I felt the blood leave my face. “Jesus Christ, please don’t curse me, Fleur.” I held out my hand. “Please.” I was afraid. Darkness opened beneath my feet. I whispered, “Okay, I’ll give them back.”
“Too late,” she said. “The damage is done.” She stared at me, unforgiving.
Without a backward glance, I ran. Past Morty listening at the door, past the springtime meadows, past the white sofas like so many clouds, down the marble hallways, slamming out the front door, careening down the hall with its flocked wallpaper, the clanging fire stairs, running running running past the liverymen and footmen and jesters. Nearly in flight, my feet on the verge of leaving the ground, I ran into the oncoming dusk of Central Park West, where, two blocks down, I finally stopped, bent over, breathing hard. Mama, take this badge off of me. I looked at my open left hand, empty of the flash drive. Only its same tilted, wavy lines in it, which I couldn’t read. I pressed it to my face, breathing in, breathing out. Knock, knock, knockin’ on heaven’s door. My feet unmistakably on the ground. If only, I thought, that door would open up and let me in.

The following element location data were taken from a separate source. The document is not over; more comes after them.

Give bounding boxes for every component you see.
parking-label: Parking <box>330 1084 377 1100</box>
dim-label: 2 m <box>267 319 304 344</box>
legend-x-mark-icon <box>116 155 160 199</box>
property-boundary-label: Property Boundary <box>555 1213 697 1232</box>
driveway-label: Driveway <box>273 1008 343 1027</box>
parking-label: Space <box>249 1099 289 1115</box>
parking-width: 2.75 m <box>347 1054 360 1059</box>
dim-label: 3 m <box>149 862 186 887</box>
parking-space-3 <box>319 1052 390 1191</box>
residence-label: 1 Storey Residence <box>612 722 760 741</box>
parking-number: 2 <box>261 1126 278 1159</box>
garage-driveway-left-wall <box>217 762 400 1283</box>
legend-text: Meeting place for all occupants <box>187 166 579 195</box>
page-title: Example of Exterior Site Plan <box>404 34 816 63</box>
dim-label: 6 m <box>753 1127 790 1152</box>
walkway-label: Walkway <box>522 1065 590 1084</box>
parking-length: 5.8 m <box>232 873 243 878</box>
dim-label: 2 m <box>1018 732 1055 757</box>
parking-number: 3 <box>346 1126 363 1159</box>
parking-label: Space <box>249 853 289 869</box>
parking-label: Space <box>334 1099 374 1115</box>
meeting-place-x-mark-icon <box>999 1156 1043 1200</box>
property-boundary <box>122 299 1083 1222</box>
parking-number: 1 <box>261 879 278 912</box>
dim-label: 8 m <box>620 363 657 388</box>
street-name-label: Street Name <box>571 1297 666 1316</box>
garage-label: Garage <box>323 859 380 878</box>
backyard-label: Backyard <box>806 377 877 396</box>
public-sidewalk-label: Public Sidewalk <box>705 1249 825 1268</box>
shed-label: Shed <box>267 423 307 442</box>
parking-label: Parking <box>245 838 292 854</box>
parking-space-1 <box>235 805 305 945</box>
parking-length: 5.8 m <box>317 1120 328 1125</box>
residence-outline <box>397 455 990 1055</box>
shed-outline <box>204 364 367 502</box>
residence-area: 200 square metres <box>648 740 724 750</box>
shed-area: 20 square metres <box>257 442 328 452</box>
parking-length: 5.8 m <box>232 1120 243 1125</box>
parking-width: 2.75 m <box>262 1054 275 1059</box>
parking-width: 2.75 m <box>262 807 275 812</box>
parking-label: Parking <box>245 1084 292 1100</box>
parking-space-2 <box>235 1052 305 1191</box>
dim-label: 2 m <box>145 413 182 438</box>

When I got home, I found Caroline sitting at the kitchen table with a cigarette and a cup of black coffee, her hair pulled tightly off her face. In front of her on the rickety kitchen table was a silver brick, but the brick was split open by a jagged tear. The green bills were bursting through the torn plastic wrap and tinfoil.
“I was looking,” said Caroline in a low, terrible voice, “for some sugar.” She flicked her fingernail against the split-open brick. “Fuck you, Gabriel. Fuck you, big-time.”